Bruxelles veut protéger les lanceurs d’alerte

23 Avril 2018 Par Jonas Mercier
Les faits révélés par Antoine Deltour sur les rescrits fiscaux entre PwC et le gouvernement luxembourgeois, même s’ils ne sont pas illégaux, seraient considérés comme nécessitant des alertes dans la nouvelle législation européenne.
Les faits révélés par Antoine Deltour sur les rescrits fiscaux entre PwC et le gouvernement luxembourgeois, même s’ils ne sont pas illégaux, seraient considérés comme nécessitant des alertes dans la nouvelle législation européenne.
(Photo: Edouard Olszewski / Archives)

La Commission présente ce lundi une proposition de directive qui vise à offrir une protection juridique aux lanceurs d’alerte, mais aussi à définir les étapes à suivre pour ceux qui souhaitent dévoiler des vérités dérangeantes sur leur employeur.

Il existait une jurisprudence de la Cour européenne des droits de l’Homme – Antoine Deltour en bénéficiera dans l’affaire LuxLeaks –, mais la protection des lanceurs d’alerte sera désormais définie noir sur blanc dans un texte européen. C’est en tout cas l’objectif de Bruxelles, qui a présenté lundi au Parlement un projet de directive sur la question.

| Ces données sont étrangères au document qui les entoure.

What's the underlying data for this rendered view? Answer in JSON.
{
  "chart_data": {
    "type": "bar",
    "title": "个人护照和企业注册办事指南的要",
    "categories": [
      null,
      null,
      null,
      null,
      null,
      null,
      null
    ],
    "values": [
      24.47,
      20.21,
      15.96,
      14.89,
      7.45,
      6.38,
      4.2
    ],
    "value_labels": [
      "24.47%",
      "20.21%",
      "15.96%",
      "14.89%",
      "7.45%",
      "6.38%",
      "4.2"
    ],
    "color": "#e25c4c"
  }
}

Le texte, qui a fuité dans plusieurs médias, définit clairement la marche à suivre pour les futurs lanceurs d’alerte, tout en élargissant la définition des «leaks».

Le secteur public également concerné

Ceux-ci concerneront les faits qui violent «les règles européennes relatives aux marchés publics, aux services financiers, à la lutte contre le blanchiment d’argent, à la sécurité du transport ou d’un produit, à la protection de l’environnement, à la sécurité nucléaire, la santé publique, la protection des consommateurs, celle de la vie privée ou encore celle des intérêts financiers de l’Union européenne», indique ainsi Le Soir.

Les faits révélés par Antoine Deltour sur les rescrits fiscaux entre PwC et le gouvernement luxembourgeois, même s’ils ne sont pas illégaux, tomberaient donc dans les conditions prévues par le texte. La directive concernera par ailleurs autant le secteur privé que public.

Trois mois pour régler le problème

Bruxelles souhaite par ailleurs imposer à toutes les entreprises de plus de 50 employés un système interne vers lequel le lanceur d’alerte pourra se tourner et qui lui garantira l’anonymat, mais l’informera également des mesures prises par l’entreprise en réponse aux actes révélés.

L’entreprise aura trois mois pour traiter l’alerte et devra en référer à la justice si nécessaire. En parallèle, les autorités devront mettre en place «des points de contact indépendants et autonomes pour les cas où un lanceur d’alerte décidera de se tourner vers l’extérieur» pour différentes raisons, précise encore Le Soir.

Les stagiaires et les intérimaires également concernés

La presse pourra être mise au courant, mais en dernière instance seulement, si ses autres démarches vers son entreprise où les autorités n’ont rencontré aucun succès ou qu’on ne pouvait «raisonnablement» s’attendre à ce qu’elle le fasse en raison d’un danger «imminent pour l’intérêt public ou les circonstances particulières du cas».

Les personnes qui lancent l’alerte seront bien évidemment protégées et «ne devront pas être considérées en violation de la règle de restriction de divulgation d’informations imposée dans le contrat (de travail) ou par des dispositions législatives ou administratives», ajoute le texte cité par Le Soir.

Ainsi, si les entreprises concernées décident de poursuivre pour diffamation ou violation du secret professionnel les lanceurs d’alerte, la justice leur demandera d’apporter les preuves de leur action en justice.

Enfin, les alertes pourront être lancées par tout type d’employés, notamment les stagiaires, les intérimaires ou encore les prestataires de services.